The court also remarked that if the ordinance becomes an enactment, the petition would turn infructuous since it has challenged the manner of promulgating and re-promulgating the ordinance.

The petition has been moved by Delhi Grameen Samaj, Bharatiya Kisan Union and two other farmers’ groups. It questioned the manner in which the Rajya Sabha was prorogued solely with the view to enable the executive to successively re-issue the ordinance by proroguing it.

The associations alleged the Right to Fair Compensation and Transparency in Land Acquisition, Rehabilitation and Resettlement (Amendment) Ordinance, 2015, promulgated on April 3 was a fraud on the Constitution and sought its quashing.

“Merely because it does not have numbers in the Rajya Sabha, the Executive cannot be permitted to continue the law-making exercise by way of an Ordinance. It is submitted that the life and liberty of citizens cannot be regulated by Ordinances and the Executive cannot indirectly arrogate to itself the law-making function of the Legislature,” the petition has stated.

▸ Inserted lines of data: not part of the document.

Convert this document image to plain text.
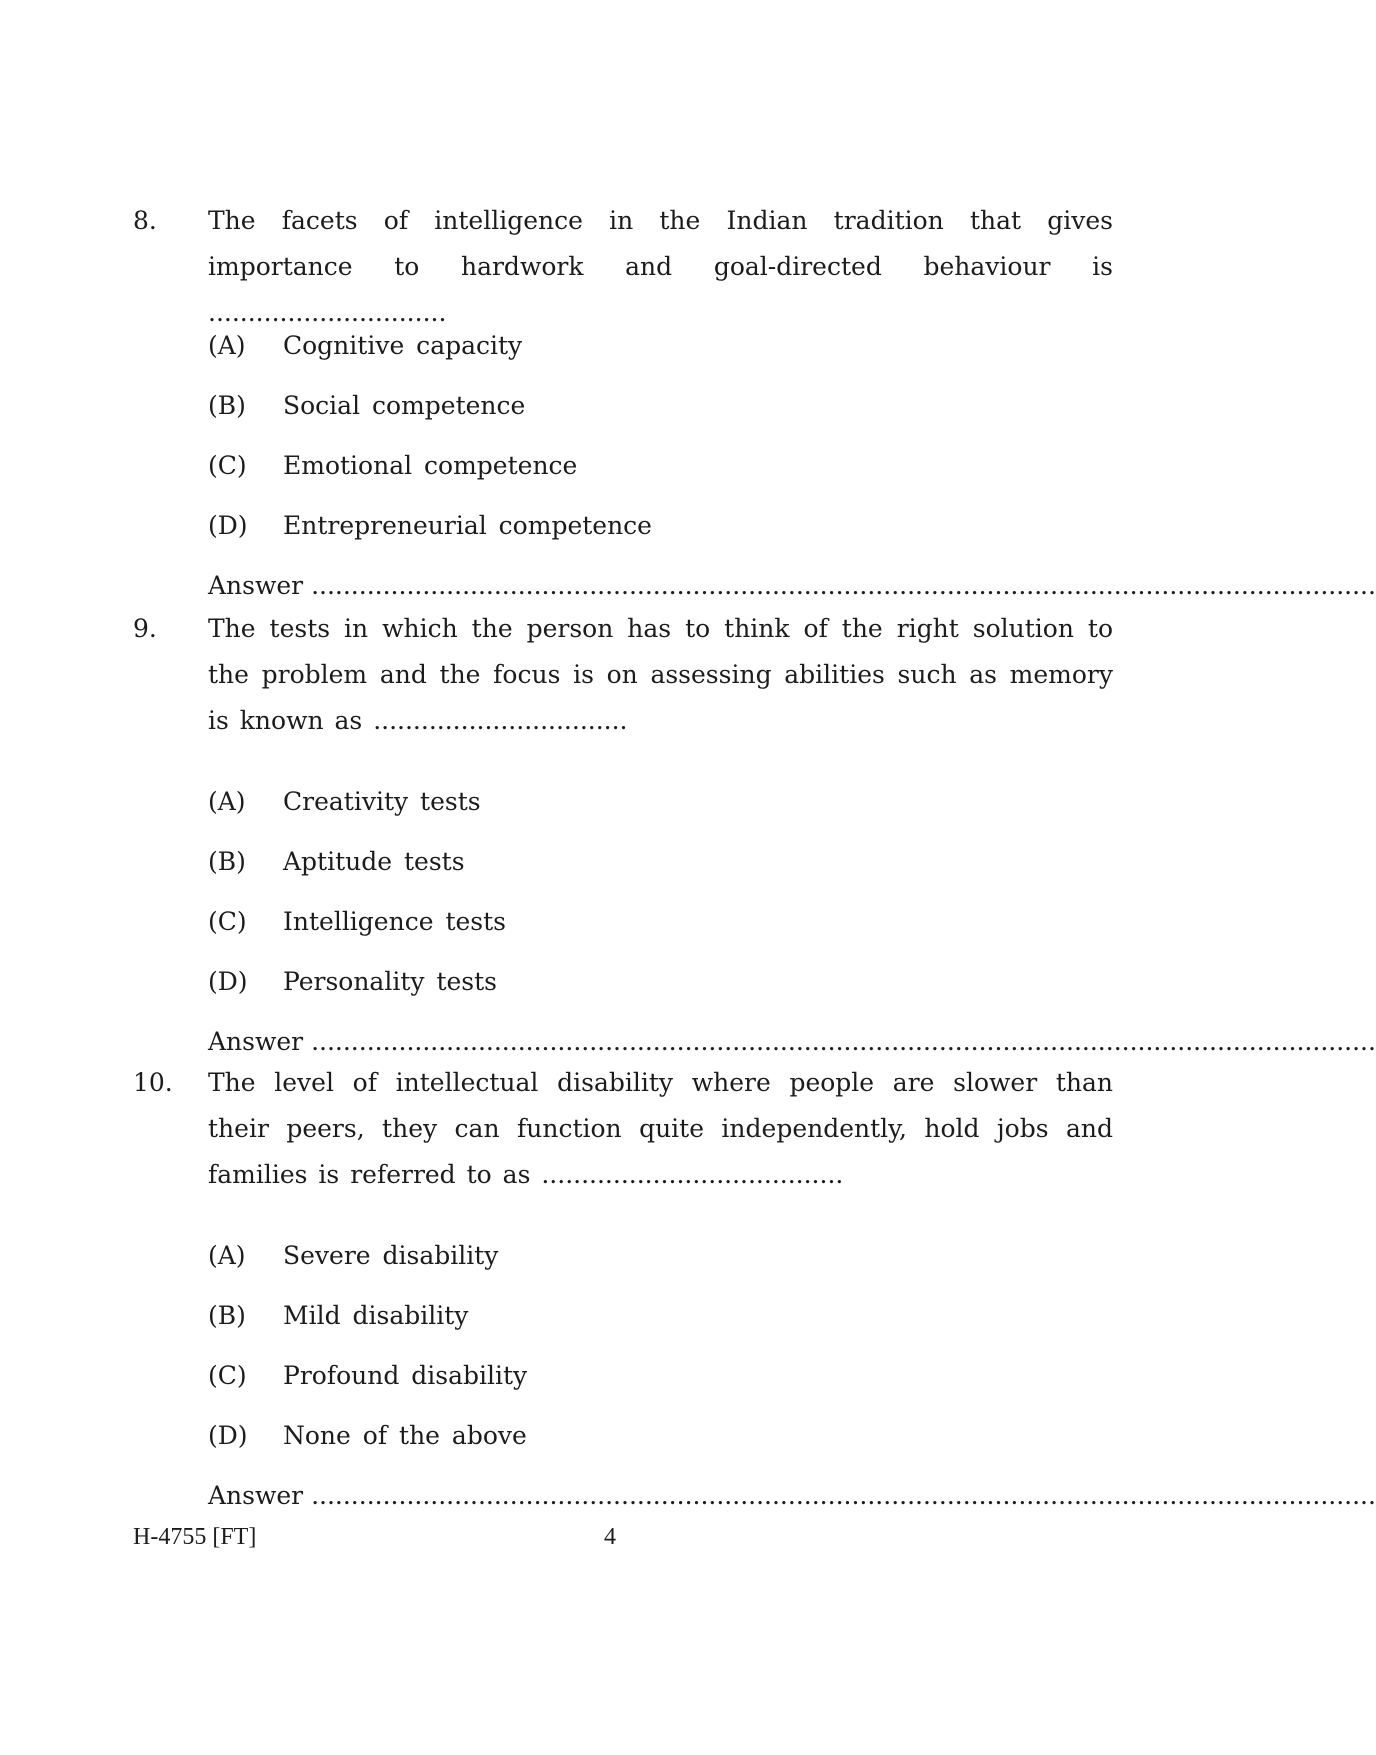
8. The facets of intelligence in the Indian tradition that gives importance to hardwork and goal-directed behaviour is ..............................
(A) Cognitive capacity
(B) Social competence
(C) Emotional competence
(D) Entrepreneurial competence
Answer ......................................................................................................................................
9. The tests in which the person has to think of the right solution to the problem and the focus is on assessing abilities such as memory is known as ................................
(A) Creativity tests
(B) Aptitude tests
(C) Intelligence tests
(D) Personality tests
Answer ......................................................................................................................................
10. The level of intellectual disability where people are slower than their peers, they can function quite independently, hold jobs and families is referred to as ......................................
(A) Severe disability
(B) Mild disability
(C) Profound disability
(D) None of the above
Answer ......................................................................................................................................
H-4755 [FT]	4
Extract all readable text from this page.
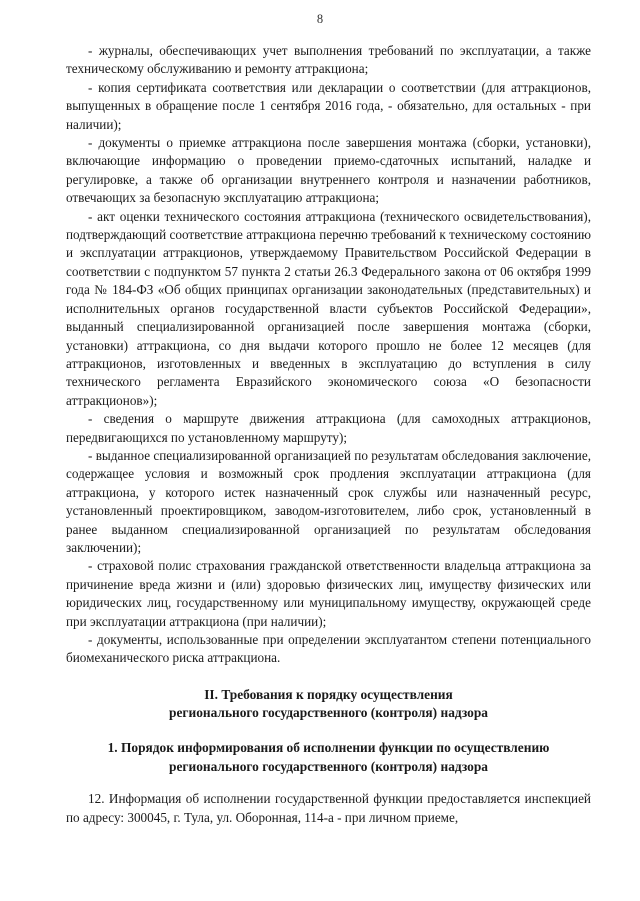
8

- журналы, обеспечивающих учет выполнения требований по эксплуатации, а также техническому обслуживанию и ремонту аттракциона;

- копия сертификата соответствия или декларации о соответствии (для аттракционов, выпущенных в обращение после 1 сентября 2016 года, - обязательно, для остальных - при наличии);

- документы о приемке аттракциона после завершения монтажа (сборки, установки), включающие информацию о проведении приемо-сдаточных испытаний, наладке и регулировке, а также об организации внутреннего контроля и назначении работников, отвечающих за безопасную эксплуатацию аттракциона;

- акт оценки технического состояния аттракциона (технического освидетельствования), подтверждающий соответствие аттракциона перечню требований к техническому состоянию и эксплуатации аттракционов, утверждаемому Правительством Российской Федерации в соответствии с подпунктом 57 пункта 2 статьи 26.3 Федерального закона от 06 октября 1999 года № 184-ФЗ «Об общих принципах организации законодательных (представительных) и исполнительных органов государственной власти субъектов Российской Федерации», выданный специализированной организацией после завершения монтажа (сборки, установки) аттракциона, со дня выдачи которого прошло не более 12 месяцев (для аттракционов, изготовленных и введенных в эксплуатацию до вступления в силу технического регламента Евразийского экономического союза «О безопасности аттракционов»);

- сведения о маршруте движения аттракциона (для самоходных аттракционов, передвигающихся по установленному маршруту);

- выданное специализированной организацией по результатам обследования заключение, содержащее условия и возможный срок продления эксплуатации аттракциона (для аттракциона, у которого истек назначенный срок службы или назначенный ресурс, установленный проектировщиком, заводом-изготовителем, либо срок, установленный в ранее выданном специализированной организацией по результатам обследования заключении);

- страховой полис страхования гражданской ответственности владельца аттракциона за причинение вреда жизни и (или) здоровью физических лиц, имуществу физических или юридических лиц, государственному или муниципальному имуществу, окружающей среде при эксплуатации аттракциона (при наличии);

- документы, использованные при определении эксплуатантом степени потенциального биомеханического риска аттракциона.

II. Требования к порядку осуществления

регионального государственного (контроля) надзора

1. Порядок информирования об исполнении функции по осуществлению

регионального государственного (контроля) надзора

12. Информация об исполнении государственной функции предоставляется инспекцией по адресу: 300045, г. Тула, ул. Оборонная, 114-а - при личном приеме,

It contended that the NDA government should have introduced a bill on the lines of the ordinance to amend the Land Acquisition Act, 2013, but instead of following the Constitutionally mandated procedure, the government decided not to introduce the amendment in Parliament when it was in session and immediately after the session re-promulgated the ordinance.

This amounted to government violating the constitutional procedures for ordinance promulgation rendering the Executive decision unconstitutional, the plea said.